Monday, December 4, 2017
By Margaret Drew
NBC executives should be worried. Their unwillingness to address sexual harassment is well documented. Disrespect for women exhibits itself in many forms. While the degrees of disrespect vary, they are interconnected. Matt Lauer should have been fired thirty seconds after his "interview" with Hillary Clinton during the last presidential campaign ended. During that interview, Lauer repeatedly interrupted Ms. Clinton. He diverted her from the intended topic of the president's role as commander-in-chief by frequently raising the well worn e-mail issue. When matters turned to issues of military leadership, Lauer reminded Clinton that time was short, attempting to prevent her from giving a comprehensive answer. And then Mr. Trump, on the other hand, was unchallenged, even when he made statements that could be easily disproved. More details of the interview may be seen here. NBC failed to discipline Lauer for what most female viewers recognized as misogyny. Hillary Clinton's turmoil during that interview and her split second decision-making on handling the dilemma is documented in her memoir What Happened.
And was NBC management not listening when Katie Couric revealed in 2012 that Lauer often pinched her on her rear "alot". That behavior alone was sufficient to fire Lauer. Then let's not forget that not only did NBC delay in reporting on the Trump/Bush sex videotape, NBC had it in its possession since 2005.
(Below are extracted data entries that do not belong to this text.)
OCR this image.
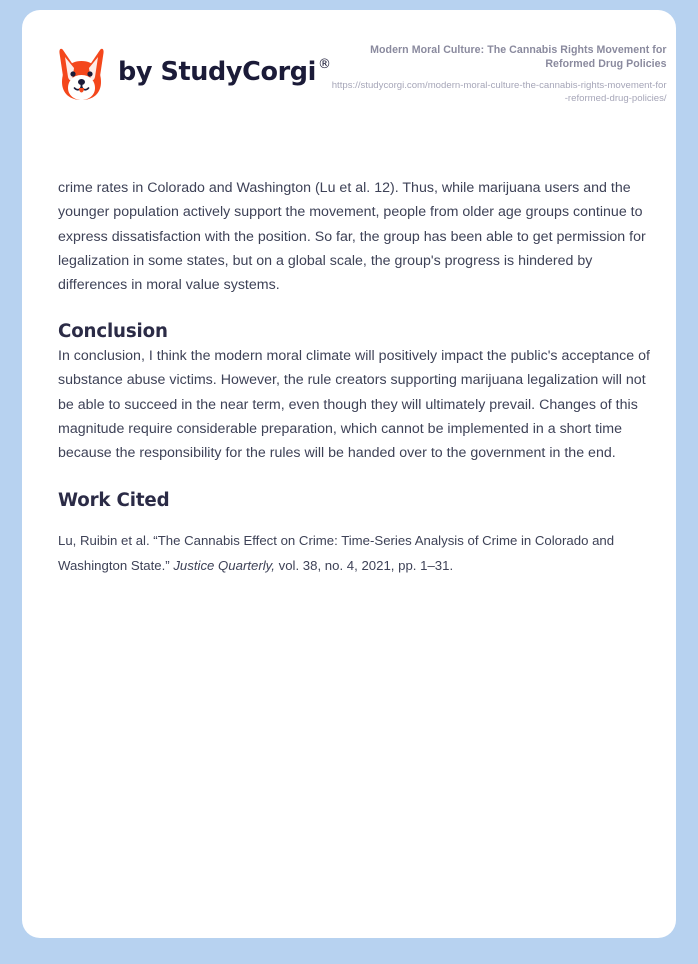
by StudyCorgi ®
Modern Moral Culture: The Cannabis Rights Movement for Reformed Drug Policies
https://studycorgi.com/modern-moral-culture-the-cannabis-rights-movement-for-reformed-drug-policies/

crime rates in Colorado and Washington (Lu et al. 12). Thus, while marijuana users and the younger population actively support the movement, people from older age groups continue to express dissatisfaction with the position. So far, the group has been able to get permission for legalization in some states, but on a global scale, the group's progress is hindered by differences in moral value systems.

Conclusion

In conclusion, I think the modern moral climate will positively impact the public's acceptance of substance abuse victims. However, the rule creators supporting marijuana legalization will not be able to succeed in the near term, even though they will ultimately prevail. Changes of this magnitude require considerable preparation, which cannot be implemented in a short time because the responsibility for the rules will be handed over to the government in the end.

Work Cited

Lu, Ruibin et al. “The Cannabis Effect on Crime: Time-Series Analysis of Crime in Colorado and Washington State.” Justice Quarterly, vol. 38, no. 4, 2021, pp. 1–31.
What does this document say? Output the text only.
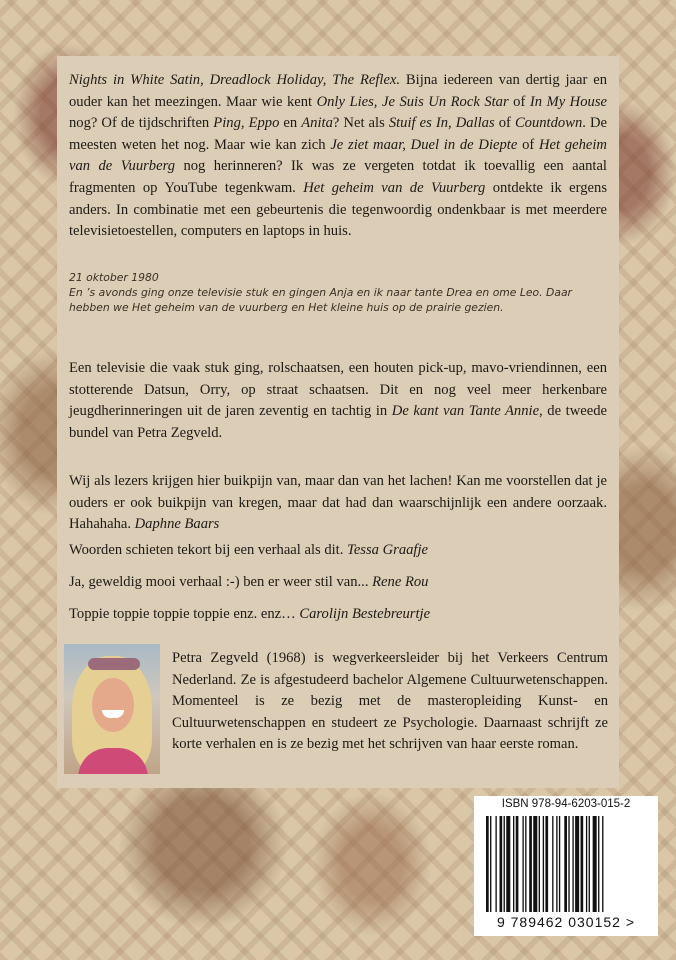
Nights in White Satin, Dreadlock Holiday, The Reflex. Bijna iedereen van dertig jaar en ouder kan het meezingen. Maar wie kent Only Lies, Je Suis Un Rock Star of In My House nog? Of de tijdschriften Ping, Eppo en Anita? Net als Stuif es In, Dallas of Countdown. De meesten weten het nog. Maar wie kan zich Je ziet maar, Duel in de Diepte of Het geheim van de Vuurberg nog herinneren? Ik was ze vergeten totdat ik toevallig een aantal fragmenten op YouTube tegenkwam. Het geheim van de Vuurberg ontdekte ik ergens anders. In combinatie met een gebeurtenis die tegenwoordig ondenkbaar is met meerdere televisietoestellen, computers en laptops in huis.
21 oktober 1980
En ’s avonds ging onze televisie stuk en gingen Anja en ik naar tante Drea en ome Leo. Daar hebben we Het geheim van de vuurberg en Het kleine huis op de prairie gezien.
Een televisie die vaak stuk ging, rolschaatsen, een houten pick-up, mavo-vriendinnen, een stotterende Datsun, Orry, op straat schaatsen. Dit en nog veel meer herkenbare jeugdherinneringen uit de jaren zeventig en tachtig in De kant van Tante Annie, de tweede bundel van Petra Zegveld.
Wij als lezers krijgen hier buikpijn van, maar dan van het lachen! Kan me voorstellen dat je ouders er ook buikpijn van kregen, maar dat had dan waarschijnlijk een andere oorzaak. Hahahaha. Daphne Baars
Woorden schieten tekort bij een verhaal als dit. Tessa Graafje
Ja, geweldig mooi verhaal :-) ben er weer stil van... Rene Rou
Toppie toppie toppie toppie enz. enz… Carolijn Bestebreurtje
Petra Zegveld (1968) is wegverkeersleider bij het Verkeers Centrum Nederland. Ze is afgestudeerd bachelor Algemene Cultuurwetenschappen. Momenteel is ze bezig met de masteropleiding Kunst- en Cultuurwetenschappen en studeert ze Psychologie. Daarnaast schrijft ze korte verhalen en is ze bezig met het schrijven van haar eerste roman.
ISBN 978-94-6203-015-2
9 789462 030152 >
Either of the prior behaviors were adequate to alert NBC execs that there was likely more serious sexual misconduct going on. But those with the power to stop the abuse refused to investigate. Other actions by NBC were telling. The network refused to run a well-documented expose of Harvey Weinstein's sexual offenses written by Ronan Farrow, despite the network's approval of the article as well-documented. NBC's failure to honor its commitment to Farrow was puzzling, but consistent with the network's refusal to address mysoginy and sexual misconduct in any form. NBC would have had the scoop on the Weinstein debacle. The New Yorker ran the article instead. A more recent New Yorker article refers to NBC's actions post-Lauer as the "Theater of Accountability."
Are NBC execs worried that the next people fired for sexual misconduct will be one of them?